Saturday, December 6, 2008
Do you realize how picky I am? Well, it cannot be understated, that's for sure! Kim's hubby sent us home with some frozen ground buffalo to try. It took me a couple weeks to work up my nerve. I settled on making chili with it. Wow! It was great!
You see, I love chili. Canned Nalley chili to be exact. However, a year or so ago, I made an unfortunate discovery in my can of chili and have not been able to eat it since. I've been looking for an easy, yummy chili recipe ever since... Little did I know, I had the perfect recipe right on my shelf. It can be found in the best OAMC cookbook ever: Don't Panic- Dinner's in the Freezer.
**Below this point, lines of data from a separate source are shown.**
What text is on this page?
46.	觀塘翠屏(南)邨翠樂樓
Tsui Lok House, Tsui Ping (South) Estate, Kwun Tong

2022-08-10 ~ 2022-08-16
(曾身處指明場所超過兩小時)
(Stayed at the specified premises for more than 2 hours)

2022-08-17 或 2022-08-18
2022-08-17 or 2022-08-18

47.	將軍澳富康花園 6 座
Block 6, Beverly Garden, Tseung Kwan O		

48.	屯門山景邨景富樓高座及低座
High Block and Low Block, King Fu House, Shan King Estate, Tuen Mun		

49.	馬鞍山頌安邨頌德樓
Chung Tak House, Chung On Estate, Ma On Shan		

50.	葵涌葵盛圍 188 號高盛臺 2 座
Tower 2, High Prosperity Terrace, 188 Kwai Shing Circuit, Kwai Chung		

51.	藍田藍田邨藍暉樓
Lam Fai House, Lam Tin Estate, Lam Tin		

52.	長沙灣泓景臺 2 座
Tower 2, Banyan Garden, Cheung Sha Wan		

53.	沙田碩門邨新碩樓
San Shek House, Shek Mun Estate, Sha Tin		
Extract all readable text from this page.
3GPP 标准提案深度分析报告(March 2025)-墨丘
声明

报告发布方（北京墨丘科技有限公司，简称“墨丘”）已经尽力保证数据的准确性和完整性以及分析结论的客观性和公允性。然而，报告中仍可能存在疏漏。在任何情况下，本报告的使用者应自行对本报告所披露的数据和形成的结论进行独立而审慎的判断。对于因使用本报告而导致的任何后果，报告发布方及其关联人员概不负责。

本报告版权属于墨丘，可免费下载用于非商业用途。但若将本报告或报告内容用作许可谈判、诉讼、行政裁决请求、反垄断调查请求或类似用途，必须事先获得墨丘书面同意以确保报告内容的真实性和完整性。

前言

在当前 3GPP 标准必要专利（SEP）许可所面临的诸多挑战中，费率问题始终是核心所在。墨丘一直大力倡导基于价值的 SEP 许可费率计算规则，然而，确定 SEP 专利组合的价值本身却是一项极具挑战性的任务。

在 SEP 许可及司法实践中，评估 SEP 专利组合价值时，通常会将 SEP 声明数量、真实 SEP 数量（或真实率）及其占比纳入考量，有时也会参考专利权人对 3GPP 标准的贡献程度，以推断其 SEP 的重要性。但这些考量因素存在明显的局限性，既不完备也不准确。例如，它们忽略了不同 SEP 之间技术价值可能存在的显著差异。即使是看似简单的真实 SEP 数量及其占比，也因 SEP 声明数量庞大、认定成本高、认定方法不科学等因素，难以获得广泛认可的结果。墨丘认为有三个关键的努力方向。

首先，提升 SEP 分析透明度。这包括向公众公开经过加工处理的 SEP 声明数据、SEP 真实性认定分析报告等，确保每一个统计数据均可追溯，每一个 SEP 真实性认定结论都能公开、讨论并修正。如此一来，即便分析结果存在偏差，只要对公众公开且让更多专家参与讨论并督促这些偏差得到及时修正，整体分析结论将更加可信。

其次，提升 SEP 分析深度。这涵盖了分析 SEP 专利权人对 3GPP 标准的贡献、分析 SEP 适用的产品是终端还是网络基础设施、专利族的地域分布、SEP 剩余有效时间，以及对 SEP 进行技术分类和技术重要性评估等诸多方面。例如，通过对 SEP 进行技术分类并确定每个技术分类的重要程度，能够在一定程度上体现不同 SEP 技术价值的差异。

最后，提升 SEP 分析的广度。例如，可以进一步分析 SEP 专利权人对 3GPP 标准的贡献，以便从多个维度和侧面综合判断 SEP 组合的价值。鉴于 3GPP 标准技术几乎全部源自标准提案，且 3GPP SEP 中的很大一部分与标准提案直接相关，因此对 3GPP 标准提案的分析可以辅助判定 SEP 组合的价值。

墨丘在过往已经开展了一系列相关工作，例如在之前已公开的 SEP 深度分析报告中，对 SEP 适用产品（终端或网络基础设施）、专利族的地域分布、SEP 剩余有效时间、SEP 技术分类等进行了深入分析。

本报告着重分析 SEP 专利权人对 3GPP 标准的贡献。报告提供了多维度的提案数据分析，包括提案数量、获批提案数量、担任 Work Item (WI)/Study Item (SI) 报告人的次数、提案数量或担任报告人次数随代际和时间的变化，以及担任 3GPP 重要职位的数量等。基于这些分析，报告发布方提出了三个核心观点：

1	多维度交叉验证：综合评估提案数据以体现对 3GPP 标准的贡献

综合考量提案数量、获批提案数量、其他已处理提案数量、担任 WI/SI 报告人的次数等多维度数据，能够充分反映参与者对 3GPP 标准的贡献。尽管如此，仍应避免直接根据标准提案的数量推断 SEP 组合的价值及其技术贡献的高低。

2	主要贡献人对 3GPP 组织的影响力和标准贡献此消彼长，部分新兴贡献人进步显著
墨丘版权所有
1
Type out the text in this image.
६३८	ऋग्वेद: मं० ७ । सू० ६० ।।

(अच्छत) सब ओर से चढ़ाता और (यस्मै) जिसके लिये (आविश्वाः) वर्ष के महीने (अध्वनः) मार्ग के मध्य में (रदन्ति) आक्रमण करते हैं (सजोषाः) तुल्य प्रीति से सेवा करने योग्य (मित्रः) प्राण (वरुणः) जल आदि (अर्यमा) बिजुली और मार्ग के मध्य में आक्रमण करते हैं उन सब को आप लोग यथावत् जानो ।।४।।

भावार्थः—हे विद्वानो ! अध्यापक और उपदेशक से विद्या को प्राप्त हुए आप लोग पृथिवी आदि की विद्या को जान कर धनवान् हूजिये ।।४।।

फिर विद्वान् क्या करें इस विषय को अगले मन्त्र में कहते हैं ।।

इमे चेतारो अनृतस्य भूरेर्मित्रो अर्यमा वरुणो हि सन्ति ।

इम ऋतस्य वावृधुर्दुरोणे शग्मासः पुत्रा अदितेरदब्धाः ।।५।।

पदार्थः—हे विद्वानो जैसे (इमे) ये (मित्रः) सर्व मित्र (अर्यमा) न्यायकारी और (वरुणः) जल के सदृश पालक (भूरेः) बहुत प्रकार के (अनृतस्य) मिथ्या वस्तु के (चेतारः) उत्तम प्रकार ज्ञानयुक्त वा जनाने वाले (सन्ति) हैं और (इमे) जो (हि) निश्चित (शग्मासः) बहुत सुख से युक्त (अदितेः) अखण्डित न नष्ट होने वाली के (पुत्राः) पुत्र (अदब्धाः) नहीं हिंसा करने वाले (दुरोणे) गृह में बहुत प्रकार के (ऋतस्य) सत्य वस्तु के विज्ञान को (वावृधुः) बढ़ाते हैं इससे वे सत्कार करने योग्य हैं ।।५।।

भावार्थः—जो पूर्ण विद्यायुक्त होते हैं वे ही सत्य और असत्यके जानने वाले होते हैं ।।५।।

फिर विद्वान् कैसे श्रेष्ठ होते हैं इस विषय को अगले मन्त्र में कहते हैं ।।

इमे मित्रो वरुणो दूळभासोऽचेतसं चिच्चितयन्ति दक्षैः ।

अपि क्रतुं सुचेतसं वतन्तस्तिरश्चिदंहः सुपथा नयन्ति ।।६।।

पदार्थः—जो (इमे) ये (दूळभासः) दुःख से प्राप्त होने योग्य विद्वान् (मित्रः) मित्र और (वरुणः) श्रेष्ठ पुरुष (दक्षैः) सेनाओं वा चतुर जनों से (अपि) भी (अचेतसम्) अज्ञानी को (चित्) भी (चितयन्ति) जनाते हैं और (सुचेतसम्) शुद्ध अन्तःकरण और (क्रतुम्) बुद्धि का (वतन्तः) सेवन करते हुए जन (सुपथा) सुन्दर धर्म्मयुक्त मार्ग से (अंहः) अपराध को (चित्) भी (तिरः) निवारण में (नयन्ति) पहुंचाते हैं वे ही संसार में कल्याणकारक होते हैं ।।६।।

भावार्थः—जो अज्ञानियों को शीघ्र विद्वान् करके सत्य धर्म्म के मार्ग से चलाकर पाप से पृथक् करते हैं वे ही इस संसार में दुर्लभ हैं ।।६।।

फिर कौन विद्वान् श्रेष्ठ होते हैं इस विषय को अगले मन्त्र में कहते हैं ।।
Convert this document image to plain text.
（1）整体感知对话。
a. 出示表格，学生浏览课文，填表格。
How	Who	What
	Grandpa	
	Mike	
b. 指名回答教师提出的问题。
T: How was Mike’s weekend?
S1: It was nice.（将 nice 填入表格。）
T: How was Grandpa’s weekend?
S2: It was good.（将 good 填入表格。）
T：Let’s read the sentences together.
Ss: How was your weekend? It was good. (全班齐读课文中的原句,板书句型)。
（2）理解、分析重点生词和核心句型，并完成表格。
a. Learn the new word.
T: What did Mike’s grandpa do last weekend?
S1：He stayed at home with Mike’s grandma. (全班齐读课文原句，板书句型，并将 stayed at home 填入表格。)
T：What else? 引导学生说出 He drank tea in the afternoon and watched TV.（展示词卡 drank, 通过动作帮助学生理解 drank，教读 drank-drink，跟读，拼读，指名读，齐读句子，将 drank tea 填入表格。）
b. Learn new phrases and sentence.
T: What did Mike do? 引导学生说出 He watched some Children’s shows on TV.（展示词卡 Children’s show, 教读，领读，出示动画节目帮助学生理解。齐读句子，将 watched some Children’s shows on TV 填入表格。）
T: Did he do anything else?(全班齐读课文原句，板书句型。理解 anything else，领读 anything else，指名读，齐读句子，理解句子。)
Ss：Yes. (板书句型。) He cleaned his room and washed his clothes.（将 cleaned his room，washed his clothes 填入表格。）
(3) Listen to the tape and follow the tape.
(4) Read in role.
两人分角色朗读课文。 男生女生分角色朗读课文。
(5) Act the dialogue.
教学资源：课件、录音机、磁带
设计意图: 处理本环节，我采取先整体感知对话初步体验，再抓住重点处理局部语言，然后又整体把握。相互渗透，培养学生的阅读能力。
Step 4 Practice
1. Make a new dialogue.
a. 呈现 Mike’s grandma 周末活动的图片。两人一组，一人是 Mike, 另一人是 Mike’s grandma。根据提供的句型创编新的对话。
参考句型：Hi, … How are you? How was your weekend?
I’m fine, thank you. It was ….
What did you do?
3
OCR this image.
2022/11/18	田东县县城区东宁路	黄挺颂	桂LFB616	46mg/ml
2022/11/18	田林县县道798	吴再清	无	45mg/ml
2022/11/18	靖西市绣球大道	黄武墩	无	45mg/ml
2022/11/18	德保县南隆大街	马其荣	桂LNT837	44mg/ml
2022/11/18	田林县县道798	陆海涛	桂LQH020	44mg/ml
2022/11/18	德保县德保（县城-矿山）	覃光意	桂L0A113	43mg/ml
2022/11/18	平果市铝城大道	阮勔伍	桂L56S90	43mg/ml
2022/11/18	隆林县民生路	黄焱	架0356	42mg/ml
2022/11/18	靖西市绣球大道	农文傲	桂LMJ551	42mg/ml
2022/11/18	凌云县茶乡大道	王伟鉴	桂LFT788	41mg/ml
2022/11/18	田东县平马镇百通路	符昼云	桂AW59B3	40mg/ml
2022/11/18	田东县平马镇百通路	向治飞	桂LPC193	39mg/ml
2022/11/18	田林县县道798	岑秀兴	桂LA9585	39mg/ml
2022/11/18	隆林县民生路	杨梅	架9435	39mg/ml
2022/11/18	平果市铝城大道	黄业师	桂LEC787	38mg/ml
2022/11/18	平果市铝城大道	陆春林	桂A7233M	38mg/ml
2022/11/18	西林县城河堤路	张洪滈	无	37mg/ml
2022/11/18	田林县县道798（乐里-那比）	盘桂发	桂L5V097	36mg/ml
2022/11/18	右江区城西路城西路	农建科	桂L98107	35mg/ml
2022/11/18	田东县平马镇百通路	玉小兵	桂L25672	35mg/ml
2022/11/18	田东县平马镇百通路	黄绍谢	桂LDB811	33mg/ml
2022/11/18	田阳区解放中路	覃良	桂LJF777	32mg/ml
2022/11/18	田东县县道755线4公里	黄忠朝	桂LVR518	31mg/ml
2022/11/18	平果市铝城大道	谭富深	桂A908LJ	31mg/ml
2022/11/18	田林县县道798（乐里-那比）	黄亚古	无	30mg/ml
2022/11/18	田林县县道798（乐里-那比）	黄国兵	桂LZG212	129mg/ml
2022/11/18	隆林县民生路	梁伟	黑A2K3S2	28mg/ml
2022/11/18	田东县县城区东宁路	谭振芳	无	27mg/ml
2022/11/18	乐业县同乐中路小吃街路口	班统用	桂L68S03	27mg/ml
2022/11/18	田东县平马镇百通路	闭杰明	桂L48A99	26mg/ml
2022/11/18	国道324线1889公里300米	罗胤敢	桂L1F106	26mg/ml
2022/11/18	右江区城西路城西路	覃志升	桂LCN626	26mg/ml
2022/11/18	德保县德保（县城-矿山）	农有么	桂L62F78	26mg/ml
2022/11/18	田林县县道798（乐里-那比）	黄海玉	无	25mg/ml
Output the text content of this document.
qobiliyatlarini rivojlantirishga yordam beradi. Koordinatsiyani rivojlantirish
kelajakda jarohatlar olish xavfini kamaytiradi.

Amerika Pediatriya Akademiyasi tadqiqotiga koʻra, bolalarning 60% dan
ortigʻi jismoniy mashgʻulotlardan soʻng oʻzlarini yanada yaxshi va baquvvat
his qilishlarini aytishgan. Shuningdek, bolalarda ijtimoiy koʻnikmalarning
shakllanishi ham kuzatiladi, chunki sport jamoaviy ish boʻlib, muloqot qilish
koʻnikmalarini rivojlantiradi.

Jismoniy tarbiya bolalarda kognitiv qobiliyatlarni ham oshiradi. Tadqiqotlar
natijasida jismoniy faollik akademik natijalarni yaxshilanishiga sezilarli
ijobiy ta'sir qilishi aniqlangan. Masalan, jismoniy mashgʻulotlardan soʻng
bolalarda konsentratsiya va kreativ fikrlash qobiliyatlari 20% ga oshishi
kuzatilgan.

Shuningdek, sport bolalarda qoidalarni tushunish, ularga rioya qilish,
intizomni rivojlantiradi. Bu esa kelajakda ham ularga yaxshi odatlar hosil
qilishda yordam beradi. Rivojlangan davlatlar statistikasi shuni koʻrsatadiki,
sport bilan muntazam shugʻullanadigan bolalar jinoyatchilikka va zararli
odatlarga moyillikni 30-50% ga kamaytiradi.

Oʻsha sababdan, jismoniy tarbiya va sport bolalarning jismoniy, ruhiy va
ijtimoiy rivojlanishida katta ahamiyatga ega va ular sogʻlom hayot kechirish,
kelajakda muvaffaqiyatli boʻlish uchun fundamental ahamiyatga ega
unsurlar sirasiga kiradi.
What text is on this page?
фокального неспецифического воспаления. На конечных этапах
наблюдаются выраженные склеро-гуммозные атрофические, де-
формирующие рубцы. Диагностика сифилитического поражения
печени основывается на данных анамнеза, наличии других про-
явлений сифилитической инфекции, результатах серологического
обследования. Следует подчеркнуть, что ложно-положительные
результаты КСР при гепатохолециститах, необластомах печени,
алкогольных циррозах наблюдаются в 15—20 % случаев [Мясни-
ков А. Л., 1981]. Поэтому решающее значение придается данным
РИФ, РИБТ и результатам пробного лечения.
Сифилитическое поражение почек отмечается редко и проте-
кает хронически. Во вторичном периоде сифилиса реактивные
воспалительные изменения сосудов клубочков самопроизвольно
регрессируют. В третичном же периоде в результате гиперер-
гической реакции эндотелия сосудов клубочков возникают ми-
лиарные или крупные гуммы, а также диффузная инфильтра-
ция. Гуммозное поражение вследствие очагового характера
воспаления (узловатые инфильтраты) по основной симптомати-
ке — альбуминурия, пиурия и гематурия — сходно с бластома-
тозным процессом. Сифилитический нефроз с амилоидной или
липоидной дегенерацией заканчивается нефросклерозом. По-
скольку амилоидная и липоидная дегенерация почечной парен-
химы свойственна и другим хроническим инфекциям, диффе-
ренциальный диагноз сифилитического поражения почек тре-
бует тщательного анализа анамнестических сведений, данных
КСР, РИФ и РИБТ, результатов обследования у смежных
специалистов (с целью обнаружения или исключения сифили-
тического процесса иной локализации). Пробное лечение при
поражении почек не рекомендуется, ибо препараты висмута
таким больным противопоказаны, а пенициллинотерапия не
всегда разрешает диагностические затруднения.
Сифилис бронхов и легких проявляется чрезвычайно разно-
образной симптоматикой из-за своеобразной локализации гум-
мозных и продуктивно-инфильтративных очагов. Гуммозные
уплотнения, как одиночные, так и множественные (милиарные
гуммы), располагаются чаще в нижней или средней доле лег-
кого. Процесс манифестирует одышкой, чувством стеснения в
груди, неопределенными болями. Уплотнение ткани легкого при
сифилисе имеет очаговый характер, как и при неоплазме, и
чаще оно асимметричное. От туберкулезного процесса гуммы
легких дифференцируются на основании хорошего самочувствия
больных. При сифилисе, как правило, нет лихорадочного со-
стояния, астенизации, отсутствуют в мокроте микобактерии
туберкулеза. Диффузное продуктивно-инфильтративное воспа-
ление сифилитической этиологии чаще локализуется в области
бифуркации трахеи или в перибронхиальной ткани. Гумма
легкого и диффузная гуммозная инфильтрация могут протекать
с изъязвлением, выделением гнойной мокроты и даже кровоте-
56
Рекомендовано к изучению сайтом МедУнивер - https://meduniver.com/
Here it is, if you don't yet own the book (but you really should!):
Chili Con Carne
1 lb. ground beef
1 cup onion, chopped
3/4 cup green pepper, chopped
1 clove garlic, minced (I use more)
1- 16oz. can tomatoes, cut up (I used 2- 10 oz. cans of Ro-Tel tomatoes at Cynde's wise suggestion)
1- 16 oz. can dark red kidney beans, drained (more would be good too)
1- 8oz can tomato sauce
2 teaspoons chili powder
1/2 teaspoon dried basil, crushed
1/2 teaspoon salt
1/4 teaspoon pepper
Cook ground beef (or buffalo, LOL!), onion, green pepper, and garlic until meat is browned. Drain fat. Stir in undrained tomatoes, beans, tomato sauce, chili powder, basil, salt, & pepper. Bring to boiling; reduce heat. Cover and simmer about 20 minutes longer.
If using for OAMC: cool, place in gallon bags, and freeze. On serving day, thaw completely. Simmer until heated through and serve.
Serve with tortillas or cornbread. Top with grated cheese, sour cream, onions.
If you prefer a slightly thinner consistency, add more tomato sauce, tomato juice or V-8.
We decided next time to use only one can of Ro-Tel and one can of regular tomotoes. It was a bit too spicy for the kids to really dig in... Also, Jason wants more beans and more "juice". It is great but pretty thick. We were able to eat it with a fork.